Fig 2: RAD54 acetylation is important for BRD9 recognition and HR activity.a–c RAD54 is acetylated by GCN5/PCAF and deacetylated by HDAC 6/HDAC11 following induction of DNA damage. a 293T cells were transfected with control or RAD54-HA plasmid. Twenty-four hours after transfection, cells were exposed to the 10-Gy IR and harvested at the indicated time points. Immunoprecipitation with anti-HA beads was performed. Blots were probed with the indicated antibodies. b 293T cells were transfected with the indicated plasmids. Twenty-four hours after transfection, cells were exposed to 10-Gy IR, and lysates were collected after 8 h. Immunoprecipitation with anti-HA beads was performed. Blots were probed with the indicated antibodies. c 293T cells were transfected with the indicated plasmids, treated as indicated, and subjected to immunoprecipitation as outlined in b. Blots were probed with the indicated antibodies. d, e RAD54 K515 acetylation is important for RAD51–RAD54 complex formation. d 293T cells were transfected with the indicated plasmids, treated as indicated, and subjected to immunoprecipitation as outlined in b. Blots were probed with the indicated antibodies. e 293T cells were transfected with the indicated plasmids, exposed to either no IR or 10-Gy IR as indicated, and subjected to immunoprecipitation as outlined in b. Blots were probed with the indicated antibodies. f–h RAD54 K515 acetylation is essential for HR activity. f, g U2OS cells were transfected with the indicated plasmids and exposed to 2-Gy IR. Cells were fixed after 8 h and stained for the indicated proteins. Representative immunofluorescence images of RAD51 (green) and RAD54 (red) are shown in f. Quantification of the indicated foci is shown in g. Representative data (mean ± SEM) are shown from n = 50 cells examined over three independent experiments. **p < 0.01,***p < 0.001 by two-sided unpaired t test. NS not significant. Scale bar, 10 μm. h Survival curves of U2OS cells expressing the indicated constructs and exposed to the indicated doses of PARPi or cisplatin. Representative data (mean ± SEM) are shown from n = 3 biologically independent samples. *p < 0.05, ***p < 0.001 by two-sided unpaired t test.

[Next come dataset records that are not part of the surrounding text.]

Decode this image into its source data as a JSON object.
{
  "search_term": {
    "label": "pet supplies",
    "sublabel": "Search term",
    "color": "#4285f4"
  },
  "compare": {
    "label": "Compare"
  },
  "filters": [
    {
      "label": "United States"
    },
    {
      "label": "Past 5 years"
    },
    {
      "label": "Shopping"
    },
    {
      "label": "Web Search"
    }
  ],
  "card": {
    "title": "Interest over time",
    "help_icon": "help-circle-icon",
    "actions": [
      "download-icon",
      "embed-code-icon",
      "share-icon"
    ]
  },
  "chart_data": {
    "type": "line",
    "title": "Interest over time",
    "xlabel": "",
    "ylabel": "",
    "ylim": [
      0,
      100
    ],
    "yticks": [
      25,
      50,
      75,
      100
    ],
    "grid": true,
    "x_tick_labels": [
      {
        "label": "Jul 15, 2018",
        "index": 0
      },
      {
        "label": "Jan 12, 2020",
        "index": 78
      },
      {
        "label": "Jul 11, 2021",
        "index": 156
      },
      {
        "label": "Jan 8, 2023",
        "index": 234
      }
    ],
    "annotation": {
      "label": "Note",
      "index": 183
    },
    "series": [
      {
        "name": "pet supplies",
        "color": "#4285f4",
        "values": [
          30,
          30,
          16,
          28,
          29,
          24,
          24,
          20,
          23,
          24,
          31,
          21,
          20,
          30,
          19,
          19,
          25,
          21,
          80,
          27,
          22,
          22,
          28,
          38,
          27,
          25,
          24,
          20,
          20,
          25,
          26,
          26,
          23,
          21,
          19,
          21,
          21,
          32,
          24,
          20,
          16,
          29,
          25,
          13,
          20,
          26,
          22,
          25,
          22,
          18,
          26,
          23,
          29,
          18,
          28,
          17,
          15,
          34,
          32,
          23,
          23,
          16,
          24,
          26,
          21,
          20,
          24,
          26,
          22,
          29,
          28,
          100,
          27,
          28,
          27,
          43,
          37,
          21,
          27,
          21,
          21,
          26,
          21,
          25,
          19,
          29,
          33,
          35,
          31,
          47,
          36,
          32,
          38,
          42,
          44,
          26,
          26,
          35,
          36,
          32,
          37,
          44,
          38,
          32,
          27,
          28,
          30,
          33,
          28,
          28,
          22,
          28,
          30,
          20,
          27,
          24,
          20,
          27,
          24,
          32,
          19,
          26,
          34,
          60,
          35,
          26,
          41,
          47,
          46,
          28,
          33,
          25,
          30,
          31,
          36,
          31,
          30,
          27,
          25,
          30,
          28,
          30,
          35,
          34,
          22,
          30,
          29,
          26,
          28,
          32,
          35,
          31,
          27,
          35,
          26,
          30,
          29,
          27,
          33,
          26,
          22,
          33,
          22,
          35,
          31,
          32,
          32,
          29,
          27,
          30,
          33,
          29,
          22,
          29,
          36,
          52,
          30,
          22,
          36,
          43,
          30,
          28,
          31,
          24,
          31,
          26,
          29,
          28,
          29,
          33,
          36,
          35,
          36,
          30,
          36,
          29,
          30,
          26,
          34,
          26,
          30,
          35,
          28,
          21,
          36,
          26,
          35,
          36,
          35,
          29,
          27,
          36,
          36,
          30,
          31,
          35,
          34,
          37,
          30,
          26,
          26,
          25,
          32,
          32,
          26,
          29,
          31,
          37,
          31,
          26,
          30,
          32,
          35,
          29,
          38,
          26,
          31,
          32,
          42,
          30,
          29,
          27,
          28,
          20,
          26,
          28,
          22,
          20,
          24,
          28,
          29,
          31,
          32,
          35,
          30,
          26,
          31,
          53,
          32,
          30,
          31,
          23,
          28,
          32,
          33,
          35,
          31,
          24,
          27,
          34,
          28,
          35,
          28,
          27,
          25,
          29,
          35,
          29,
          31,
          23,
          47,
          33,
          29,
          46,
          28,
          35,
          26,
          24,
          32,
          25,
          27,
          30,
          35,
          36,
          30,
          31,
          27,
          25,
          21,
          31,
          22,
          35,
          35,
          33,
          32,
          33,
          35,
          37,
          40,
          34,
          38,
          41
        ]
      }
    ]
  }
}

Fig 3: BRD9 is required for interaction and co-localization of RAD51 and RAD54.a–d Representative immunofluorescence images of OVCAR8 cells demonstrating that BRD9 knockdown reduces RAD54 foci formation and RAD51/RAD54 co-localization. a–c OVCAR8 cells were infected with lentivirus-expressing control (Ctrl) or BRD9 shRNA and exposed to 2-Gy IR. Eight hours later, cells were stained with RAD51 (red) and RAD54 (green) antibodies. Representative immunofluorescence images are shown in a. RAD51 foci/cell (b), RAD54 foci/cell (c), and RAD51/RAD54 co-localized foci (d) after the indicated treatment were quantified. Representative data (mean ± SEM) are shown from three independent experiments. n = 50 cells examined over three independent experiments. ***p < 0.001 by two-sided unpaired t test. Scale bar, 10 μm. e, f DNA damage-induced RAD51–RAD54 interaction is dependent on BRD9. Endogenous BRD9 was knocked out in HEK293T cells using shRNA, and the indicated constructs were expressed. Cells were exposed to 10-Gy irradiation. Lysates were collected after 8 h, and immunoprecipitation with the indicated antibodies was performed. Blots were probed with the indicated antibodies. g RAD51 is necessary for BRD9 foci formation. OVCAR8 cells were infected with lentivirus-expressing RAD51 shRNA, exposed to 2-Gy IR, and fixed after 8 h. Cells were stained with BRD9 (green) and RAD51 (red) antibodies. Representative images of the indicated foci are shown. BRD9 foci/cell were quantified. Representative data (mean ± SEM) are shown from three independent experiments. n = 50 cells examined over three independent experiments. ***p < 0.001 by two-sided unpaired t test. Scale bar, 10 μm.